INDEPENDENT NEWS

Increased quota does not undo systemic child abuse

Published: Wed 24 Mar 2004 03:16 PM
Increased refugee quota does not undo systemic child abuse
Media Release
Wednesday March 24 2004
"Yesterday's announcement by Immigration Minister Amanda Vanstone that Australia will increase refugee quota is merely a gesture to appease UNHCR Chief Ruud Lubbers who visits the minister this week, and it does not absolve Australia from its ongoing breach of International Conventions", refugee group Project SafeCom says. * Child detention: appalling hypocrisy "Hundreds of children remain detained in Australia's detention centres in flagrant breach of the International Convention of the Rights of the Child. A few weeks ago Vanstone touted incomplete statistics of children in detention: Vanstone failed at that time to tell Australians about the almost hundred children in the Nauru detention centre."
"If the Minister complains about the thousands of angry letters she gets from Australian children, she clearly has not understood that her continuing government spin needs to be replaced with abolishing child detention as well as its cruel mandatory detention regime."
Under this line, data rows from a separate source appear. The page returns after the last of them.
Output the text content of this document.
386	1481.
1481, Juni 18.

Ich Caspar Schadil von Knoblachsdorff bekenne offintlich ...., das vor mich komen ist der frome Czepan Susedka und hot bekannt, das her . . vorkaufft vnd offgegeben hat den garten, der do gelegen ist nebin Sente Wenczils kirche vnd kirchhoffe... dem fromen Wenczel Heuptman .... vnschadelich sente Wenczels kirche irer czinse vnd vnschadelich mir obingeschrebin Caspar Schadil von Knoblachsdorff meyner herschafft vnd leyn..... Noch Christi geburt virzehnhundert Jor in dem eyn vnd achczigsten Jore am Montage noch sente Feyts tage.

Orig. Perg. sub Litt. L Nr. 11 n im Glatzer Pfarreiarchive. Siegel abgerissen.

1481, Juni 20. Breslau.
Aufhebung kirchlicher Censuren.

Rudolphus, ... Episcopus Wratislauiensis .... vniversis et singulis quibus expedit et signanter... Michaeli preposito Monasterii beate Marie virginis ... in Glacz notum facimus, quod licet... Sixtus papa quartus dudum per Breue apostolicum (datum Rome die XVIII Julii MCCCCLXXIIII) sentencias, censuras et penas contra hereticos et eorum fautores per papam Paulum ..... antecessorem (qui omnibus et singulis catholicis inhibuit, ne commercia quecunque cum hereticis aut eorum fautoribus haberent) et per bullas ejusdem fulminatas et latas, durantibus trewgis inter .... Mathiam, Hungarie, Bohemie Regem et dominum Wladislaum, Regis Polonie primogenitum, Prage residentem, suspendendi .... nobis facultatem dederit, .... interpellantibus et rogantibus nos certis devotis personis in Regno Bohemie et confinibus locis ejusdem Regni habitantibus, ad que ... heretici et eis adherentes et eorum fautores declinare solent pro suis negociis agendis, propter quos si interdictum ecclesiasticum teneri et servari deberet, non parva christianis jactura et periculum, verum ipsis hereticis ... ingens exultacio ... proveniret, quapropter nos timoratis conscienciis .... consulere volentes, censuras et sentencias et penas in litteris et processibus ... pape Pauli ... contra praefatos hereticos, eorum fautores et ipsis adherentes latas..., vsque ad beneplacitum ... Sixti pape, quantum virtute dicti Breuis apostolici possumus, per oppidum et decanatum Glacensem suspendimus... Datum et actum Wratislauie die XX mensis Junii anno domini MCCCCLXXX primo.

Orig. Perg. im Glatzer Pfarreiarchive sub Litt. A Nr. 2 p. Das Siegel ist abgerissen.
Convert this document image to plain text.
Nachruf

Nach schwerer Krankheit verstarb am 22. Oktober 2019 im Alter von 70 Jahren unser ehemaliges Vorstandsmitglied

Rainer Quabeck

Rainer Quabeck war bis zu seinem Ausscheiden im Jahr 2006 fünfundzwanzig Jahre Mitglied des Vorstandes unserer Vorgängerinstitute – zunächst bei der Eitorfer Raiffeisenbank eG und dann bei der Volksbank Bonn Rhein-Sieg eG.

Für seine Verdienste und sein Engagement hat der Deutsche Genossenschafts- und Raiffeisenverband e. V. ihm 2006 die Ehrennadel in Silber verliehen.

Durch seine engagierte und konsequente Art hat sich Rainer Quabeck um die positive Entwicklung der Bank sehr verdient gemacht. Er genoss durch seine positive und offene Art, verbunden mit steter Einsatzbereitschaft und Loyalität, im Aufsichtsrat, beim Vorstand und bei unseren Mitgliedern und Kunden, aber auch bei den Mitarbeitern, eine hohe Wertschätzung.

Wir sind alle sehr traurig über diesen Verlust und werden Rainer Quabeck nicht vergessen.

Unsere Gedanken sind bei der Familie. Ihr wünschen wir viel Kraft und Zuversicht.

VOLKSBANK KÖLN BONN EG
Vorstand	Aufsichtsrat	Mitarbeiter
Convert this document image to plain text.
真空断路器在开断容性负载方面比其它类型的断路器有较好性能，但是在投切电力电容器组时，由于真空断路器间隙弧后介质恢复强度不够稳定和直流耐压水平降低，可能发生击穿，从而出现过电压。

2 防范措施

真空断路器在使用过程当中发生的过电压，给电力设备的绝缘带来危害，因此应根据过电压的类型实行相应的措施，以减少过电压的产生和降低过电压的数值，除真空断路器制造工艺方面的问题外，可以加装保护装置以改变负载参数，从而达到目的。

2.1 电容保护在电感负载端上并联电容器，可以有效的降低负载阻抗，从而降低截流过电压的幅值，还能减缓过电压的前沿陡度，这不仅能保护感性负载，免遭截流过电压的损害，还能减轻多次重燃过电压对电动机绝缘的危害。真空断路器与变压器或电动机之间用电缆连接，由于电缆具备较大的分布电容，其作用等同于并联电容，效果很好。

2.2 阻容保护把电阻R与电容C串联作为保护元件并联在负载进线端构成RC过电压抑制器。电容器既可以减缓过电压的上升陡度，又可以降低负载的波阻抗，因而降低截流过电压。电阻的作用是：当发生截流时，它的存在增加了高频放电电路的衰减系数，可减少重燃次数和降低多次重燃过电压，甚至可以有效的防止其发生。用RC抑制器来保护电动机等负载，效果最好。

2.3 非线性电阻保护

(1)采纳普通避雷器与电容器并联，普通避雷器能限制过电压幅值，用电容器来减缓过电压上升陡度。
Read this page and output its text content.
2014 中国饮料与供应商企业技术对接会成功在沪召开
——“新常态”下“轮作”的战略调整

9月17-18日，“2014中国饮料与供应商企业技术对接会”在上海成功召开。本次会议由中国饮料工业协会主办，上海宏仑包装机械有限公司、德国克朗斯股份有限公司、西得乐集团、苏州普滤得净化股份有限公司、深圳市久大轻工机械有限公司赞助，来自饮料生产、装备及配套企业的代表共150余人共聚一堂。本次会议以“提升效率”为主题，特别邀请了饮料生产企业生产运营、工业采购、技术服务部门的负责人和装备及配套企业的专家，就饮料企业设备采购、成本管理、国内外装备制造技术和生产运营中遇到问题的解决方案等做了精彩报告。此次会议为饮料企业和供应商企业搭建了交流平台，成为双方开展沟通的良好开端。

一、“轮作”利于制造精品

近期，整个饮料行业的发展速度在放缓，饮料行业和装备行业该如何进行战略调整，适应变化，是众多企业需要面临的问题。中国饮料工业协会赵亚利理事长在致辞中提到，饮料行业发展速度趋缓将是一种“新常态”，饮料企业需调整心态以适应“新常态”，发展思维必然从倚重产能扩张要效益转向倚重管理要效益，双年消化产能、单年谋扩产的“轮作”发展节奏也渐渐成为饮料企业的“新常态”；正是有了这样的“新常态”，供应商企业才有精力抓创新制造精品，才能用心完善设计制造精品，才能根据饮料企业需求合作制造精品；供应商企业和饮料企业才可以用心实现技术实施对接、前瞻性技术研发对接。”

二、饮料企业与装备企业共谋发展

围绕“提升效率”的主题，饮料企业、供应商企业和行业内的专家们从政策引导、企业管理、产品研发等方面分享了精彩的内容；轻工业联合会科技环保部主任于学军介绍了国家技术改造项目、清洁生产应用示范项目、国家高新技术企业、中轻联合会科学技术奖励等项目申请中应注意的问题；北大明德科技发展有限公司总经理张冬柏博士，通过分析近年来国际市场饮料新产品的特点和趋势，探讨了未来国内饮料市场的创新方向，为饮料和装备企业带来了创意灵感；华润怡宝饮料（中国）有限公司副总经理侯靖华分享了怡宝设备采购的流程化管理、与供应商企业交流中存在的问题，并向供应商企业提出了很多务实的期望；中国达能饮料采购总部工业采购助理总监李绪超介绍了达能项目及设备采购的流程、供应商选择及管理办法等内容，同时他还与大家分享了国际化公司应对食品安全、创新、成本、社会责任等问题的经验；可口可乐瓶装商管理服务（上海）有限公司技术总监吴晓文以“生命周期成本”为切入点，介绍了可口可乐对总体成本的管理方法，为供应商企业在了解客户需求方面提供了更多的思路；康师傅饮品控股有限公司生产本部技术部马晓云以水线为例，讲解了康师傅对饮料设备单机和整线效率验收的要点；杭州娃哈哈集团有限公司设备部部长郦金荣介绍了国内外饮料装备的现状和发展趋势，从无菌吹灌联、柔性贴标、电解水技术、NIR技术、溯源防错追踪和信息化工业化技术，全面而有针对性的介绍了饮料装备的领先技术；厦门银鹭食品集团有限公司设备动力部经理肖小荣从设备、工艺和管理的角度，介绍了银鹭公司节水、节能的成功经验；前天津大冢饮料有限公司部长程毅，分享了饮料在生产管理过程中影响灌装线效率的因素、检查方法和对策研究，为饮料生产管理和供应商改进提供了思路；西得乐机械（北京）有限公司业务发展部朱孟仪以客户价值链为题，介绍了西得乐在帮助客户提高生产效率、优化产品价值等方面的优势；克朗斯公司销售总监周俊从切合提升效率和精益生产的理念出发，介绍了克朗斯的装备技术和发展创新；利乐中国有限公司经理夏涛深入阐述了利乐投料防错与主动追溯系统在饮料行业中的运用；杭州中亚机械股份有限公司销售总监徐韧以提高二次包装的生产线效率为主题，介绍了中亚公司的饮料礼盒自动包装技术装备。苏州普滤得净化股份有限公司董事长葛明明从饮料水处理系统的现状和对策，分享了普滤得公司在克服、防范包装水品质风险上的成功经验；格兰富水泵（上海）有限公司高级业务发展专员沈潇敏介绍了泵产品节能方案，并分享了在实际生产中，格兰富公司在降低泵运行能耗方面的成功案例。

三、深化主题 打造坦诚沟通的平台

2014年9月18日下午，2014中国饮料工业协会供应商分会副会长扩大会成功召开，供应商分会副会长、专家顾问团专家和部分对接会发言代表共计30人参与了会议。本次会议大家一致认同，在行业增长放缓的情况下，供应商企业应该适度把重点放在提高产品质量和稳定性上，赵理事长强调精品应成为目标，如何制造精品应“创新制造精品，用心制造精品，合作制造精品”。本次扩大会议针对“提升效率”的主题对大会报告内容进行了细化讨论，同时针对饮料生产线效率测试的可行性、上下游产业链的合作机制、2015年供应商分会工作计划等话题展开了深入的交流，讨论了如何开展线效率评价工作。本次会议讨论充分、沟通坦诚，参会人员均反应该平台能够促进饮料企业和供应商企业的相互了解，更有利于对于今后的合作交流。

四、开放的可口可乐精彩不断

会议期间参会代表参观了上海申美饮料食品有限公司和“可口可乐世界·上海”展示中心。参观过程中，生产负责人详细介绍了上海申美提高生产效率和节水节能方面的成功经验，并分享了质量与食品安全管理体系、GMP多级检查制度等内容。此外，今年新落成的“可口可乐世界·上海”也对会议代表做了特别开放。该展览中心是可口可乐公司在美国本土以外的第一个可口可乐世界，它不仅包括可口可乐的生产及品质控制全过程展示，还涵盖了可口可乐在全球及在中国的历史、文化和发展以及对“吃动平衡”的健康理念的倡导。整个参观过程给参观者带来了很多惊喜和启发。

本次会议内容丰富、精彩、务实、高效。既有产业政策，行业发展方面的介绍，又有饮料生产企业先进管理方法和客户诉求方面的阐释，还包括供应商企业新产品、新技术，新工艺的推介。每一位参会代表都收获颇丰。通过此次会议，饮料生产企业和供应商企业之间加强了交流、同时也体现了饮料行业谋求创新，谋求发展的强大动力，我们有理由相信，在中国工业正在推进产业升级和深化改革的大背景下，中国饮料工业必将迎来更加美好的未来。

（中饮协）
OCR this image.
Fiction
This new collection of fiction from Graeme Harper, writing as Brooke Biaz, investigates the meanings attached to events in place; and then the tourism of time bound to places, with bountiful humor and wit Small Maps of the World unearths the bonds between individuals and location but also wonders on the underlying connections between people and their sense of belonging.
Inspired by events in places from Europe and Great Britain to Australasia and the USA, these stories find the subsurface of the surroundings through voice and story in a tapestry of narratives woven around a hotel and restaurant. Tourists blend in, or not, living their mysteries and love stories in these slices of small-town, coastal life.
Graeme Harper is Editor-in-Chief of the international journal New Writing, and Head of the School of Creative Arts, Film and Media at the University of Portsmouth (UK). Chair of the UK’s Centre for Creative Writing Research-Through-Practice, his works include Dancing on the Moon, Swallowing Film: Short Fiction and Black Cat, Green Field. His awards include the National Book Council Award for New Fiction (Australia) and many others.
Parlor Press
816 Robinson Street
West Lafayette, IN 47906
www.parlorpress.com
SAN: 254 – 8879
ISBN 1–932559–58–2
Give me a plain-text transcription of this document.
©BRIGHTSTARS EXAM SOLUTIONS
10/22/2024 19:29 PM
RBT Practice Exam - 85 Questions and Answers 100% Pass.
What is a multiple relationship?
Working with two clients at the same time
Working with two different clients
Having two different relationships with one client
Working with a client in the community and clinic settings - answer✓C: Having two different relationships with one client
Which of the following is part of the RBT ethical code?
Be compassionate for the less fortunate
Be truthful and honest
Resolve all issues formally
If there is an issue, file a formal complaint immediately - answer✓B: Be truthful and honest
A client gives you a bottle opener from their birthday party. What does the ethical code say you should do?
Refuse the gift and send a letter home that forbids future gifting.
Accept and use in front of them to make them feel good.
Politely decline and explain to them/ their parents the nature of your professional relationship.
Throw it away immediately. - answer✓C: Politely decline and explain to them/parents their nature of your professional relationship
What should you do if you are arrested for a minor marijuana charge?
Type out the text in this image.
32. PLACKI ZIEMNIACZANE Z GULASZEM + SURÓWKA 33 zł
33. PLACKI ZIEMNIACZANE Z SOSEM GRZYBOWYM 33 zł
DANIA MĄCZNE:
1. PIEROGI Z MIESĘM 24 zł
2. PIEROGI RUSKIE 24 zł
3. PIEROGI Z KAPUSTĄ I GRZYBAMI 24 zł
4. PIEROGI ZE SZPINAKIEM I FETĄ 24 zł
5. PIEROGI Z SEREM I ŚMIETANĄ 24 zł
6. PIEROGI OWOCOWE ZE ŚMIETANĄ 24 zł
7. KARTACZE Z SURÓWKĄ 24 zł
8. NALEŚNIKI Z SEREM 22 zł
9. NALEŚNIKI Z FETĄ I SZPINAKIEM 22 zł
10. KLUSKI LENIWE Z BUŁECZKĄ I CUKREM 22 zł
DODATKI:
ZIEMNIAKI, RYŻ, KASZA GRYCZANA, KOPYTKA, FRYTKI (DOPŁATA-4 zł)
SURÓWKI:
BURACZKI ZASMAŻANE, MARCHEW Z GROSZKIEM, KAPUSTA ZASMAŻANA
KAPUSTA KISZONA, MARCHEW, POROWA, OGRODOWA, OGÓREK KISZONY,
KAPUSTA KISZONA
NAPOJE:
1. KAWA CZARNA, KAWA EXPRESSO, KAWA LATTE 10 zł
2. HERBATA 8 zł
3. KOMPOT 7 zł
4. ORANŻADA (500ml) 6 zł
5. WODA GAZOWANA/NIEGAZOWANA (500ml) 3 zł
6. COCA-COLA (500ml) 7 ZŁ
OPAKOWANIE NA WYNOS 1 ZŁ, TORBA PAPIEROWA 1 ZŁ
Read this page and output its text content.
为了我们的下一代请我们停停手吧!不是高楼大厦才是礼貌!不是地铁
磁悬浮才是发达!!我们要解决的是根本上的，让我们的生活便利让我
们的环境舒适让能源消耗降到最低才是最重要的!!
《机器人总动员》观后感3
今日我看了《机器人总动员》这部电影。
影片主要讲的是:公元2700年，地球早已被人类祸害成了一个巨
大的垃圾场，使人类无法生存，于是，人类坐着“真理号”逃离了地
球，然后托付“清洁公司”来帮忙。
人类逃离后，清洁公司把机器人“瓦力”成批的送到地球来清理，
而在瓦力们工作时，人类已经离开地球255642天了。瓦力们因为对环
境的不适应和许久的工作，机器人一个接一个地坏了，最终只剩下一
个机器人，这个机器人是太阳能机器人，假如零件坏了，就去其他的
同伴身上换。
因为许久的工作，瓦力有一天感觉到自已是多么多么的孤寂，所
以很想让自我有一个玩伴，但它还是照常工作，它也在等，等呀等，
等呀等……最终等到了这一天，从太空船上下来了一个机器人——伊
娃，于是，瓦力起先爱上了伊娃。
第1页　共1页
"Project SafeCom supports and applauds teachers around Australia who make school children aware of the government's consistent human rights breaches - that is simply Australian Human Rights education, and its honesty is something Australia desperately needs." * Not Africa, but the Indonesian Queue "In addition, Australia's avoidance of the thousands of refugees who have been waiting for years in 'Australia's most appropriate refugee queue' in Indonesia amounts to a scandal the Howard government is systematically covering up. Last year we took just 84 refugees from that queue, and figures of 2002 (39 refugees) and 2001 (2 refugees) are a disgrace, also because it creates queue-jumpers: asylum claimants who can no longer endure the endless wait in Indonesia."
"While New Zealand resettles Indonesian refugees usually 'within weeks' of UNHCR approval, Australia systematically drags its feet - it usually takes Australia from one to two years to take in a refugee it promises to take from Indonesia."
"Instead of taking refugees from camps in Africa, Australia's first obligation is to explore what it can do to help Indonesia, itself not even a UN Convention signatory, by taking thousands more refugees from its 'regional refugee queue' ".